Remember the before times when we could go out to eat in a crowded restaurant? Indoors? With no masks? And little fear beyond a bad but high priced meal or a long wait for a table?
Oh, those were the pre-2020 days…
We’re at now at the end of 2020, and the before times seem so long ago. It’s hard to believe that just a year ago, Doug Katz, at the time owner of Shaker Square’s acclaimed Fire Food and Drink, opened a new Mediterranean/Middle Eastern-inspired restaurant right here in Cleveland Heights named Zhug. Was that memory just a story passed down from past generations? No. It was real. And we were there…(Figure 1).
Zhug hit all the our sweet spots for upscale yet casual dining. It was in the ‘hood and it offered a variety of small plates perfect for noshing with friends and family. Zhug also offered a variety of vegetarian, dairy-free, and meat-centric dishes (Figures 2-5). Oh, and have I mentioned their collection of cocktails yet? The Zhug #6 is a must. And if you saved room for dessert, try the Tahini ice cream. We ate all of it before we could take a picture. It was that good.
All of this was, of course, during the before times. Zhug actually marked the very end of the before times for us. We had our last “normal” meal out with friends Will and Candice the day Ohio announced the closing of restaurants and bars in March 2020. Sigh…those were the days…
Since Zhug’s closure to indoor dining, Doug Katz and crew have converted the small plates restaurant into a take-out experience. Zhug in fact was quick to adopt a very slick no-touch service. Once you place the order by phone or on-line, you just drive up to the curb when the food is ready and Zhug employees will bring it out to you (be aware you might have to jockey for a parking position with people coming to pick up their Vero take-out pizza). Many favorites are still on the menu, including cocktails to-go such as our favorite Zhug #6. Zhug also offers special take-out menus for the holidays and regularly rotates seasonal small plates into the mix.

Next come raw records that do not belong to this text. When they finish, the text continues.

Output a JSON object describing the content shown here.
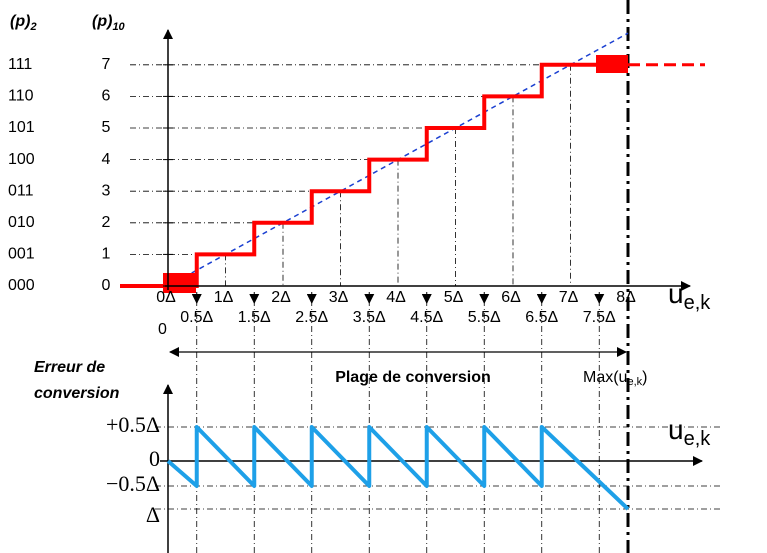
{
  "binary_axis_title": {
    "base": "(p)",
    "sub": "2"
  },
  "decimal_axis_title": {
    "base": "(p)",
    "sub": "10"
  },
  "binary_labels": [
    "111",
    "110",
    "101",
    "100",
    "011",
    "010",
    "001",
    "000"
  ],
  "decimal_labels": [
    "7",
    "6",
    "5",
    "4",
    "3",
    "2",
    "1",
    "0"
  ],
  "x_labels": [
    "0Δ",
    "1Δ",
    "2Δ",
    "3Δ",
    "4Δ",
    "5Δ",
    "6Δ",
    "7Δ",
    "8Δ"
  ],
  "x_half_labels": [
    "0.5Δ",
    "1.5Δ",
    "2.5Δ",
    "3.5Δ",
    "4.5Δ",
    "5.5Δ",
    "6.5Δ",
    "7.5Δ"
  ],
  "origin_label": "0",
  "x_axis_label": {
    "base": "u",
    "sub": "e,k"
  },
  "range_label": "Plage de conversion",
  "max_label": {
    "base": "Max(u",
    "sub": "e,k",
    "close": ")"
  },
  "error_title": [
    "Erreur de",
    "conversion"
  ],
  "error_labels": [
    "+0.5Δ",
    "0",
    "−0.5Δ",
    "Δ"
  ],
  "error_axis_label": {
    "base": "u",
    "sub": "e,k"
  }
}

I like others dearly miss indoor dining experiences, whether just for two or with a group of family and friends. Even though I pine for these days of past and I fear for the viability of my favorite eateries, I know the closures were and continue to be necessary to slow the spread of COVID-19 until the vast majority of the population is vaccinated. For now, we’ll continue to enjoy whatever local take-out we can get our frequently-washed hands on and we’ll count our fortunes instead of logging complaints (Figure 6).